Although we moved from New York City to Northern New Jersey in 1960, we and our children often visited the Lutheran Senior Home on Staten Island for holiday events throughout the year. We took the hour drive up, and my mother-in-law, Hildur, an ardent supporter of the Home, came over on the Staten Island Ferry from her home in New York City; an hour’s trip. After the festivities, we took her with us to our home for the family Christmas celebration. She stayed a week, then returned to New York City via bus.
During one Christmas season, your youngsters had severe colds, so I came up by myself to meet her for the pre-Christmas celebration for the residents. I was asked to bring small gifts, cookies, and to dress up as one of Santa’s elves. I weighed jolly well over two hundred thirty pounds at the time.
The drive was on a cloudy day, thus I couldn’t orient myself with the sun. Naturally, I was a bit uneasy about making the correct series of turns off the Interstate and onto the maze of local streets. Such a mistake would be major, forcing me to make a u-turn just before the Verrazano-Narrows Bridge and wend my way through totally unfamiliar streets to return to the Interstate, make another U-turn, and go back onto the highway.

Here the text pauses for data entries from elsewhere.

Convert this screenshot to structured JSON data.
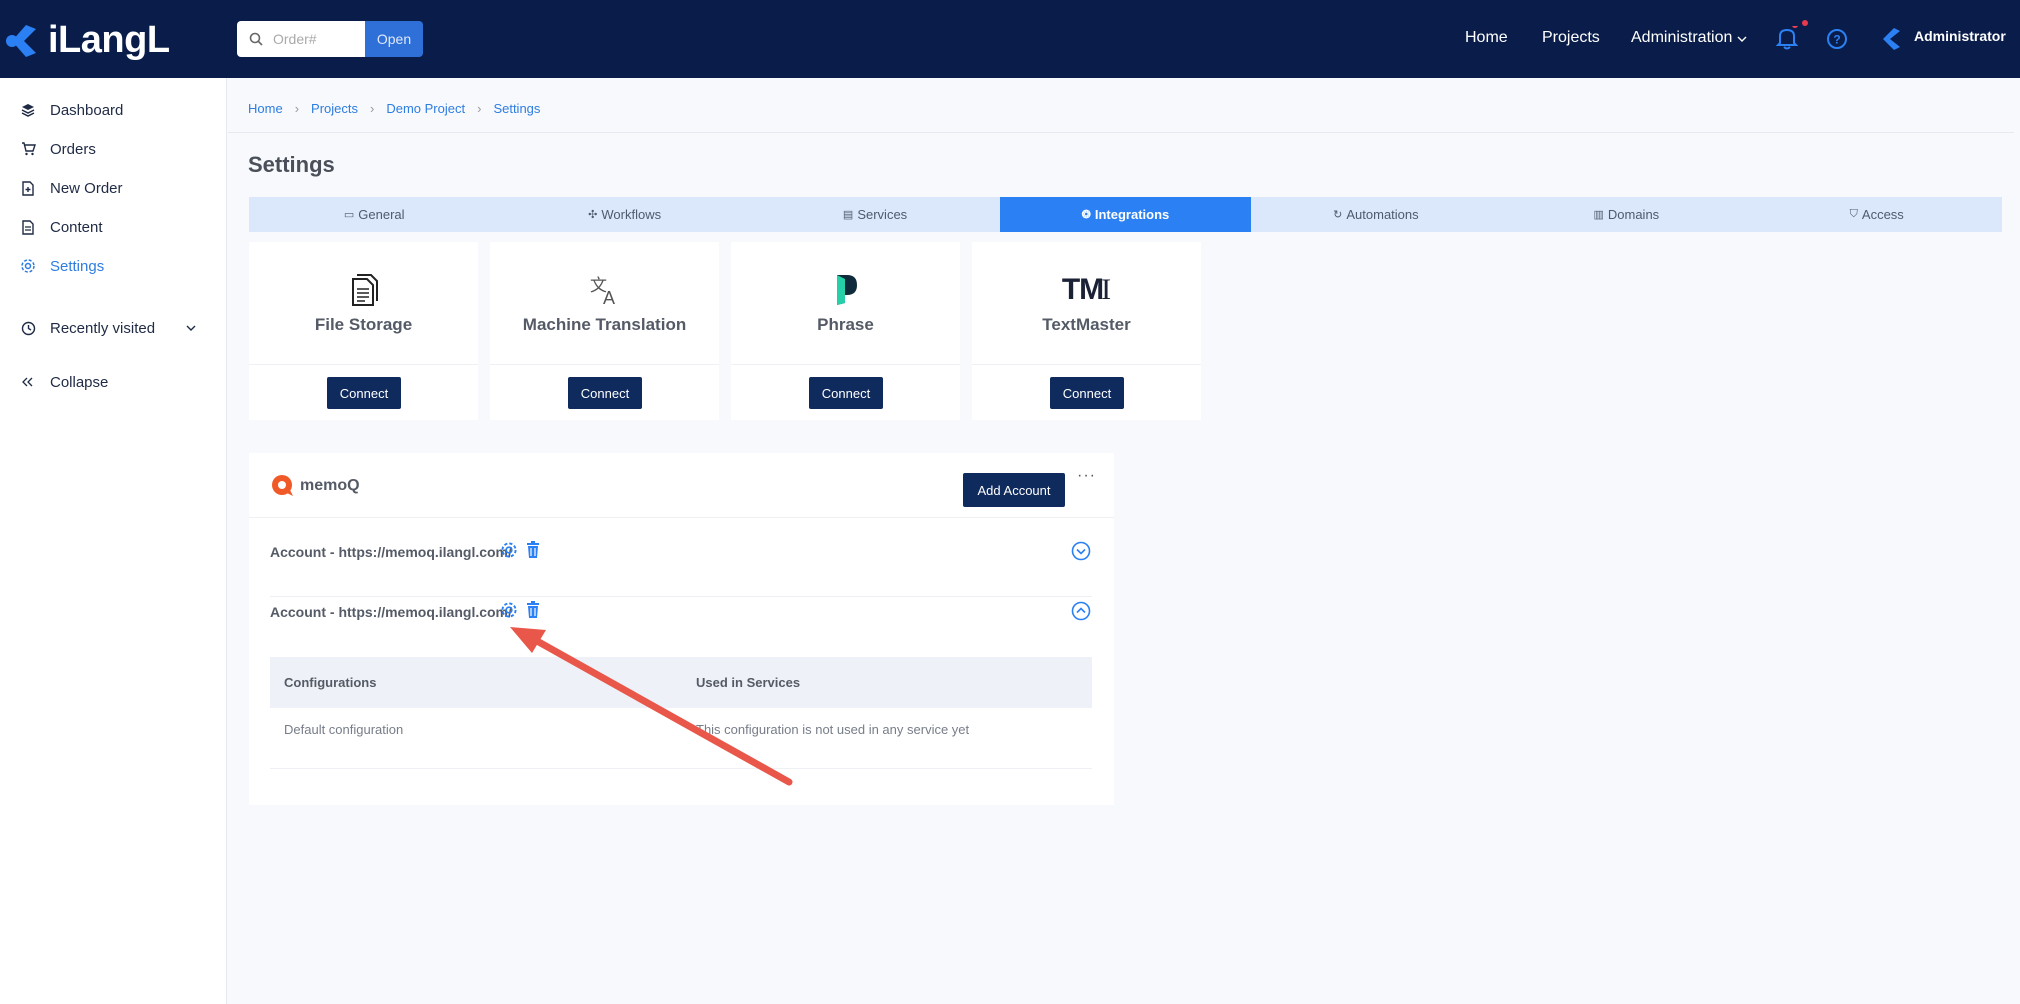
{
  "topbar": {
    "brand": "iLangL",
    "search_placeholder": "Order#",
    "open_label": "Open",
    "nav": [
      "Home",
      "Projects",
      "Administration"
    ],
    "user": "Administrator"
  },
  "sidebar": {
    "items": [
      {
        "label": "Dashboard",
        "icon": "layers-icon"
      },
      {
        "label": "Orders",
        "icon": "cart-icon"
      },
      {
        "label": "New Order",
        "icon": "file-plus-icon"
      },
      {
        "label": "Content",
        "icon": "document-icon"
      },
      {
        "label": "Settings",
        "icon": "gear-icon"
      }
    ],
    "recently_visited": "Recently visited",
    "collapse": "Collapse"
  },
  "breadcrumb": [
    "Home",
    "Projects",
    "Demo Project",
    "Settings"
  ],
  "page_title": "Settings",
  "tabs": [
    "General",
    "Workflows",
    "Services",
    "Integrations",
    "Automations",
    "Domains",
    "Access"
  ],
  "active_tab": "Integrations",
  "integrations": [
    {
      "name": "File Storage",
      "button": "Connect"
    },
    {
      "name": "Machine Translation",
      "button": "Connect"
    },
    {
      "name": "Phrase",
      "button": "Connect"
    },
    {
      "name": "TextMaster",
      "button": "Connect"
    }
  ],
  "textmaster_logo": "TM",
  "memoq": {
    "name": "memoQ",
    "add_account": "Add Account",
    "accounts": [
      {
        "label": "Account - https://memoq.ilangl.com/",
        "expanded": false
      },
      {
        "label": "Account - https://memoq.ilangl.com/",
        "expanded": true
      }
    ],
    "table": {
      "headers": [
        "Configurations",
        "Used in Services"
      ],
      "rows": [
        [
          "Default configuration",
          "This configuration is not used in any service yet"
        ]
      ]
    }
  },
  "colors": {
    "navy": "#0a1d4a",
    "accent": "#2b80f3",
    "arrow": "#e8574a",
    "memoq": "#f05a28"
  }
}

I missed my turn-off. Despite the season, I muttered !#)$( @(*%%)(#$)$%#, pulled to a parking spot and checked my map. Hmmmmm. There seemed to be a direct way to the Lutheran Home, about twelve miles away. Just to make sure, I got out and stopped several passers-by to confirm my route. “Oh, yes,” they chorused, after we wished each other a Merry Christmas, “Just turn left after the intersection at the park.”
Contentedly, I left in heavy traffic, Before my turn, an automobile collision blocked the roadway and the policeman routed me onto a side street. When I tried ask him for help, he shouted at me with New York City friendliness to “Drive on, Lady! There’s an accident!”
To say I became disoriented and lost is an understatement. I drove through neighborhoods that were definitely on the wrong side of town. Except for trucks and buses, traffic was sparse. Somewhat squalid people would occasionally shout imprecations at me, and at red lights, some passersby would come up to beg. As they took in my elf costume, I gave them a cheery smile, shook the bells on my hat and wrist, and handed out candy canes. They would thank me and wave me on.
Those were the days before cell phones, and being savvy about New York City neighborhoods, I realized it was not safe to stop at a sidewalk telephone booth. There wasn’t a policeman to be seen.
After more than half an hour of fear and frustration, and knowing I was already late and everyone would be worried, I pulled to the curb so I could read my map. Abruptly, I heard people shouting. Looking up, I saw – Santa Claus, about seven feet tall, with his sack full of treats, which he gave to children who ran out of the crowded ghetto houses. He was carrying something odd cradled in his right arm. It was a shotgun. Tears welling in my eyes, I pulled out.
A mile further on, I came to a filling station sitting on a triangle formed by two intersecting roadways. Behind it was a small park with a bank of public telephones! How peculiar. All were in use, but I pulled in, and taking out my dime, stood waiting. One by one the participants began staring at me and my tear-streaked face. Their Spanish conversations were not on the phone at all! The men were drug dealers making deals as a customer would come up, make their purchase, then leave. Everyone froze. I gave them all a big smile, told them in my broken Spanish I was lost and was meeting my children’s grandmother – abuleta. I waved my jingling hat in one hand, and my dime with the other.
Immediately, without saying a word, one of the men hung up. He handed me his phone and gently held me by the arm while I called the Lutheran Home. Business thrived around us.
When I spoke to the receptionist and told part of my tale and my location, she was appalled. “That’s the worst section of town. Drugs and shootings and, oh my! Are there any police around?”
“No. But there’s a gas station.” I gave her the name.
“Get over there and ask for help! There isn’t a police station within miles!”
When I hung up, my new-found guardian cheerfully took me to the gas station. It was interesting to note his phone was ringing but no one else answered it. There was also a “guard” watching my car.
Grasping hands with him and the owner, I told my tale. They hugged me and then drew me a map. Apparently, I was only two miles from the Lutheran Home. We gave each other hugs, kisses, and with many a Feliz Navidad, I drove off as a merry group of six men stood in the street, waving and throwing kisses.
Five minutes later I arrived at the Lutheran Home, where nearly everyone was waiting for me to offer a raucous heroine’s welcome.
Hildur and I fell into each other’s arms, crying uncontrollably. It was the beginning of a warm relationship between two women who had spent many years in a tense relationship.
Best Christmas present we ever gave each other!